In 2003, a professor at Raymond-Poincaré, a hospital specializing in rehabilitation in Garches, outside of Paris, asked for CEW’s assistance. 

Often with brain trauma, people lose memories, but their olfactive center is nestled very deep, and so even after severe accidents it often remains intact.

“This professor asked us if we could, with our knowledge of perfume, odors and flavors, help those young people,” said Montenay, explaining most of the patients in the hospital are under 30 years old.

CEW France worked with an olfactory teacher from Institut Supérieur International du Parfum, de la Cosmétique et de L’aromatique Alimentaire and two perfumers from International Flavors & Fragrances to help patients conjure up memories through scent. The team composed different thematic presentations of  three to six odors associated with various life events. A birthday party scenario, for example,  may involve the scents of candles and chocolate.

“It is just for the imagination. Even if they don’t recognize what they smell, it’s not a problem,” said Montenay. “What is important is they are speaking. It works very well, and now we have 13 workshops in different pathologies.”

CEW France is overseen by a board whose members each oversee a committee of volunteers. All of the people working in the association have another job in the beauty industry.

CEW France has just one salaried employee, its secretary. And the organization interfaces with both the association’s U.S. and U.K. branches. As in all CEW chapters, the French arm sets out to aid members in their professional lives — and to help them feel comfortable as leaders and know they have a network. Conviviality, said Montenay, is a key part of CEW France.

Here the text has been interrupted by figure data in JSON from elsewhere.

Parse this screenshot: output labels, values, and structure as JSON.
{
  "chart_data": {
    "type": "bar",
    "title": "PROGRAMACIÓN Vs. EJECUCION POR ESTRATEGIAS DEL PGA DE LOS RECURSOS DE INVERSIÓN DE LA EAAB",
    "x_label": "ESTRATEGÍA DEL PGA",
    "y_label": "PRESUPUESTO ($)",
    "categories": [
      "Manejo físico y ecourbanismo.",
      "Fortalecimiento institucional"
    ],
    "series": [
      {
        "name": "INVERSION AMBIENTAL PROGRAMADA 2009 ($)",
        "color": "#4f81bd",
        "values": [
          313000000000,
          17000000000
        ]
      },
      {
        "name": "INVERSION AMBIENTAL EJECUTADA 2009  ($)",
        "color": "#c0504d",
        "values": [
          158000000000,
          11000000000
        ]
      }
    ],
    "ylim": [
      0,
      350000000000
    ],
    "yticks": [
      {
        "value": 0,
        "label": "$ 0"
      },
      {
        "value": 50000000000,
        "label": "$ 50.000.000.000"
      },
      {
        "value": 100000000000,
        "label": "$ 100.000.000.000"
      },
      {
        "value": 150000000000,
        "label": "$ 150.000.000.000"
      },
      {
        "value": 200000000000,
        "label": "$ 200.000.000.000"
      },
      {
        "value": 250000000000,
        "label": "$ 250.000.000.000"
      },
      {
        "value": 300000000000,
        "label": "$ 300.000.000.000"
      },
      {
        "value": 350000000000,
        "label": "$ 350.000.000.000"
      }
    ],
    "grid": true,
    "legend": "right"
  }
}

Among its activities, the organization holds conferences. Some are open to members only, and these begin at 6:30 p.m. with a glass of Champagne. This year 16 such gatherings are planned, with speakers including the founder of Beauty Couture, a sampling concern.

CEW France also hosts a handful of art-related happenings, with women attending the likes of the Centre Pompidou or Musée Rodin accompanied by a curator, followed by dinner, twice annually.

Professional trips have included visits to Russia, India, the U.S., the U.K. and, in France, Grasse and Bordeaux.

“Our main challenge in the coming years is to get more members,” said Montenay, adding that expanding its younger membership base is top priority.

“We need to have more people, more representatives from all of the profession and of all ages because the more we are, the more effective we are,” she explained. “We should be 1,000.”

Today, the oldest CEW France member is about 86 years old and the youngest, 24.

Ultimately, it is possible that more people will be paid on the association’s staff and that men might be able to join.

Montenay said among the things she loves at CEW is how the members “laugh a lot — and specifically, when we have difficult times.” The beauty centers are a strong common cause.

“What I’m really proud of at CEW and at the centers is everything that we make happen is because we dream. We dream all the time,” said Montenay. “I am very proud of the members who are able to give their time, and I am very proud of this complicity between women.”